Tempo fa guardando la serie di Riina, quella con Claudio Gioè per intenderci, mi resi conto che tutti quelli rapiti dalla fiction, nello specifico la puntata del suo arresto, si dolevano latentemente che il cattivo non ce l’avesse fatta, nonostante fossero tutte persone profondamente oneste ed irreprensibili.

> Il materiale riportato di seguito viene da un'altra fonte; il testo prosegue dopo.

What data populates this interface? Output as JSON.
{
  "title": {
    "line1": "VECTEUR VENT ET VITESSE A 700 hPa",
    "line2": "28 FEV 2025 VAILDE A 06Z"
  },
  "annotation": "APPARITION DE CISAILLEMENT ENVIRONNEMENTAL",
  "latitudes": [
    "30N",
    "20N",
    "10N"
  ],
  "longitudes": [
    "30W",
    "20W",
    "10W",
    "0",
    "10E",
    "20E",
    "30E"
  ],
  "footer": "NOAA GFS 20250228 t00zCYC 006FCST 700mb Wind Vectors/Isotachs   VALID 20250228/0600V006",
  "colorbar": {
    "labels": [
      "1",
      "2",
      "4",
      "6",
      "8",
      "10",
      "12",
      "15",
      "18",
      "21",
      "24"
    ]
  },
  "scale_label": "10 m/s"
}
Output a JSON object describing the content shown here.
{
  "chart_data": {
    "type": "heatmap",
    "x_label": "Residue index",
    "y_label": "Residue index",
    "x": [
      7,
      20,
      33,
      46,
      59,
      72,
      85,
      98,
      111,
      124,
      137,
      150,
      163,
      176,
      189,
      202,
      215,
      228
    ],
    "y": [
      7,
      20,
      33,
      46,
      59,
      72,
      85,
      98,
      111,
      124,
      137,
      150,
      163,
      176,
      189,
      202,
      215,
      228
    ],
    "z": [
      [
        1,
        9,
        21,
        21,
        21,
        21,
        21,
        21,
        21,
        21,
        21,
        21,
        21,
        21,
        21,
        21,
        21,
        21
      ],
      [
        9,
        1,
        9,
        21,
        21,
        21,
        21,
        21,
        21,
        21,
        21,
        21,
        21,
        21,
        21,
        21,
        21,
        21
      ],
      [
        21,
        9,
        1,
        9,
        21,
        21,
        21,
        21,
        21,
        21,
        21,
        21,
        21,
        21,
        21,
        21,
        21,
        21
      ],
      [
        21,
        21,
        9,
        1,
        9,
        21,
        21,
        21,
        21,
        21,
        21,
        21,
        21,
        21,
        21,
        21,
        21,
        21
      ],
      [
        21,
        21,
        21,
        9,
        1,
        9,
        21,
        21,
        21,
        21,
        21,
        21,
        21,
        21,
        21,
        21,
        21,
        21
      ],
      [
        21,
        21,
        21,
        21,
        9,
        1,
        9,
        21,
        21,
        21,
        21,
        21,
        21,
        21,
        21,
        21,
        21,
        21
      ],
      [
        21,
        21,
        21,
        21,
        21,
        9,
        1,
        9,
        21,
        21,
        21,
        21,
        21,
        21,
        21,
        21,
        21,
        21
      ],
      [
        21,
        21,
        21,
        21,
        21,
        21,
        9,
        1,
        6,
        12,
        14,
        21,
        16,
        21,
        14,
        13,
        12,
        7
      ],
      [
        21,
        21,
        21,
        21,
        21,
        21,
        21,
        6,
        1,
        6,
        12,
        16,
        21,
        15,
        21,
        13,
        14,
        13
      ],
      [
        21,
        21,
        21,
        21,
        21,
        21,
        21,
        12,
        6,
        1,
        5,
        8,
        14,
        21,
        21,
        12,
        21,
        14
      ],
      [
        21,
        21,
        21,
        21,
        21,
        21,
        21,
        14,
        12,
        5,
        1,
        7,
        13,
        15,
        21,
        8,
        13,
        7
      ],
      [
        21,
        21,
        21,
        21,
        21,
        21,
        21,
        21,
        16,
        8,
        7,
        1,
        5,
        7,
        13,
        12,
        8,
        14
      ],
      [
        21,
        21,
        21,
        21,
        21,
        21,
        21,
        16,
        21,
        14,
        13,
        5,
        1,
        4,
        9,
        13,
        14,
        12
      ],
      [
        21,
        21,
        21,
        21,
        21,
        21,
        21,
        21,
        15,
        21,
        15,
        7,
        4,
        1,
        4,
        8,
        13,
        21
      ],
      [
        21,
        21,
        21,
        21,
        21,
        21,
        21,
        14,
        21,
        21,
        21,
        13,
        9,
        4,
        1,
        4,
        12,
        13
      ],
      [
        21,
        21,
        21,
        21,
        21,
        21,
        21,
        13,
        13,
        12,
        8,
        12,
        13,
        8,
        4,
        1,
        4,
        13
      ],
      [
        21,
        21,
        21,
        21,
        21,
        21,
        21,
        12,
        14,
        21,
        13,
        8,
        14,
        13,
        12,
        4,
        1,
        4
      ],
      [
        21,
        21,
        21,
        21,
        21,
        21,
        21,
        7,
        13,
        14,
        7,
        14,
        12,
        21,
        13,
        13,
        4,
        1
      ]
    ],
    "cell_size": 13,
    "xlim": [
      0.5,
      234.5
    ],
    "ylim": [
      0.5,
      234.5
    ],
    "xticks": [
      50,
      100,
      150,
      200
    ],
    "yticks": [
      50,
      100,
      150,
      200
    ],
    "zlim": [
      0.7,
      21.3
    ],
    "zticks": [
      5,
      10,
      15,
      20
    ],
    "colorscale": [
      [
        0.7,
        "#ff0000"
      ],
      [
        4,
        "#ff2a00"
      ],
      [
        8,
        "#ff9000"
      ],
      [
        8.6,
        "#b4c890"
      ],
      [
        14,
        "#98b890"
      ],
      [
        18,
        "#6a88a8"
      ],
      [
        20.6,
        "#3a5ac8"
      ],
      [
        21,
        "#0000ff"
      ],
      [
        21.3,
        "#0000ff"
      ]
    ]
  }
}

La ragione di questo sdoppiamento momentaneo e da ricercare nelle profondità dell’inconscio collettivo, laddove gli istinti non addomesticati ma programmati per la sopravvivenza dei singoli in societas organizzate hanno ancora una forte carica pulsionale presente ed evidente in forma ancestrale, recepita ancora dal nostro io. Allora lo scappare, l’andare contro le regole, cacciare prima di essere cacciato ha il suo fascino, perché più ci rappresenta del ligio servitore dello stato, anche noioso. In fondo nei criminali ci rispecchiano perché gli invidiamo coraggio e libertà, anche attraverso un attore.

Poi la ragione, e subito nella realtà contro il delinquente in tutti sensi.

Overture per raccontare di Vallanzasca che oramai e’ in fin di vita. Un criminale in ogni senso ma con un proprio codice che ancora affascina come trent’anni fa il bel Renè della Milano da bere che metteva in file donne di ogni ceto sociale per un drink al volo soltanto, in un mix di emozioni estreme perché lui era latitante.

Il Bel Renè prima o poi incontrerà le sue vittime innocenti e le spiegazioni del suo vivere a tremila all’ ora dovrà darle a loro oltre che al Padreterno. Va detto però , e quanto e’ un dato riscontrato, in carcere Vallanzasca non ha mai permesso un sopruso, neanche al Cutolo Nazionale che godeva di protettorati politici.

Era un assassino ma un tratto di coerenza, anche marginale lo aveva .

Non veniva meno alla sua parola e non tradiva. Troppo pericoloso per uno Stato che guidato dalla cloaca di tangentopoli non poteva né controllarlo né comprarlo.

Troppo pericoloso in libertà quindi, da arrestare subito, con la prospettiva di buttare le chiavi.